Jung Chang's book is a history of old and new feudalism. In the old one, there were warlords (and before, an emperor), in the new one, a party leader.
In both feudalisms, power was a synonym for survival in the struggle for life. It meant food, shelter, women, an army, loyal followers, perfect bureaucrats. The most 'cunning' survived in the brutal power struggles.
The author's portrait of Mao's character is profoundly characteristic: 'He was a restless fight promoter. He understood ugly human instincts such as envy and resentment and knew how to mobilize them for his ends. He ruled by getting people to hate each other. Mao had managed to turn people into the ultimate weapon of dictatorship.'

The missionaries of the communist gospel, like her father, a loyal and honest party bureaucrat, were killed (literally or psychologically) by the opportunists, careerists and cynics, who instinctively understood that power is an end, not a means, for instance, to better the living standard of the population.

During Mao's reign the overall atmosphere in China was FEAR ('people did not dare even to think'). In Mao'a paradise (not that of his subjects) disinformation and total censorship were the law in order to keep the Chinese population under his yoke.

The similarities with Stalin's Soviet Union are all too evident.

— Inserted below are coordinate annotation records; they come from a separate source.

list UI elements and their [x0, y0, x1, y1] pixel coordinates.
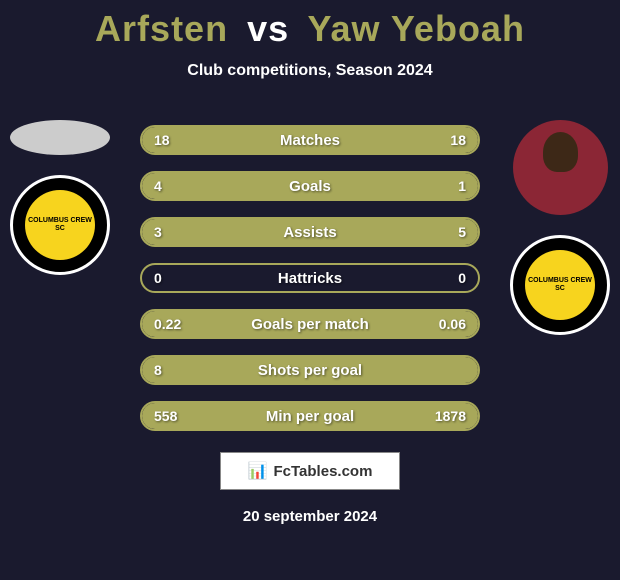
- stat-row: 3 Assists 5: [140, 217, 480, 247]
- stat-value-left: 3: [154, 224, 162, 240]
- stat-value-right: 1: [458, 178, 466, 194]
- stat-value-right: 5: [458, 224, 466, 240]
- stat-label: Min per goal: [266, 408, 354, 425]
- footer-date: 20 september 2024: [243, 508, 377, 525]
- chart-icon: 📊: [248, 461, 268, 481]
- player1-club-badge: COLUMBUS CREW SC: [10, 175, 110, 275]
- club-badge-inner: COLUMBUS CREW SC: [525, 250, 595, 320]
- stat-label: Assists: [283, 224, 336, 241]
- club-badge-inner: COLUMBUS CREW SC: [25, 190, 95, 260]
- stat-value-right: 18: [450, 132, 466, 148]
- footer-logo: 📊 FcTables.com: [220, 452, 400, 490]
- stat-label: Matches: [280, 132, 340, 149]
- left-avatars: COLUMBUS CREW SC: [10, 120, 110, 275]
- stat-value-left: 4: [154, 178, 162, 194]
- vs-label: vs: [247, 8, 289, 49]
- subtitle: Club competitions, Season 2024: [0, 62, 620, 80]
- stat-label: Shots per goal: [258, 362, 362, 379]
- stat-value-right: 1878: [435, 408, 466, 424]
- stat-value-left: 0: [154, 270, 162, 286]
- stat-row: 0 Hattricks 0: [140, 263, 480, 293]
- player2-club-badge: COLUMBUS CREW SC: [510, 235, 610, 335]
- stat-value-left: 0.22: [154, 316, 181, 332]
- stats-container: 18 Matches 18 4 Goals 1 3 Assists 5 0 Hattricks 0 0.…: [140, 125, 480, 447]
- player1-name: Arfsten: [95, 8, 228, 49]
- stat-row: 558 Min per goal 1878: [140, 401, 480, 431]
- player1-avatar: [10, 120, 110, 155]
- comparison-title: Arfsten vs Yaw Yeboah: [0, 0, 620, 50]
- stat-row: 8 Shots per goal: [140, 355, 480, 385]
- stat-label: Hattricks: [278, 270, 342, 287]
- stat-label: Goals per match: [251, 316, 369, 333]
- stat-value-left: 558: [154, 408, 177, 424]
- stat-value-right: 0.06: [439, 316, 466, 332]
- stat-row: 18 Matches 18: [140, 125, 480, 155]
- stat-row: 4 Goals 1: [140, 171, 480, 201]
- footer-logo-text: FcTables.com: [274, 463, 373, 480]
- stat-value-right: 0: [458, 270, 466, 286]
- stat-value-left: 18: [154, 132, 170, 148]
- player2-name: Yaw Yeboah: [308, 8, 525, 49]
- player2-avatar: [513, 120, 608, 215]
- stat-label: Goals: [289, 178, 331, 195]
- right-avatars: COLUMBUS CREW SC: [510, 120, 610, 335]
- stat-value-left: 8: [154, 362, 162, 378]
- stat-row: 0.22 Goals per match 0.06: [140, 309, 480, 339]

Jung Chang's mighty portrait of three generations of female victims of dictatorship (today still the most common form of government in the world) is an indirect cry for democracy.

This book is a must read.

This has to be read to be believed5
Wild Swans is a magnificent book, telling the story of a family over three generations from the Boxer Rebellion, to the Peoples Revolution and the Cultural Revolutions. It can be said that China has a most colourful history, but this story is very very black in parts. Wild Swans will bring you on a journey of love and hope, and it will also throw you into a pit of dispare. Jung Changs experiences through her own eyes and that of her family are brought to life in this book. The imagery is vivid and the emmotions will grab you and tie you down. Whilst reading Wild Swans I felt anger and hatred at Mao and his minions.I found the events of the cultural revolution insane, Why? I must have asked this a hundred times. Yet Changs explains Mao's magnetism, his ability to manipulate the masses, and the fear he drove deep into the peoples hearts. With one hand he would offer hope and with the other he would bring suffering. Wild Swans is a prime example of the fight of the human spirit. It is within us all and Changs has brought her familys spirit to life in this book. If you are considering going to China read this book. It gives a great insight into the minds of the Chinese people. All though times have changed, they are still a tough, hardworker and honest people who simply hope for a good life.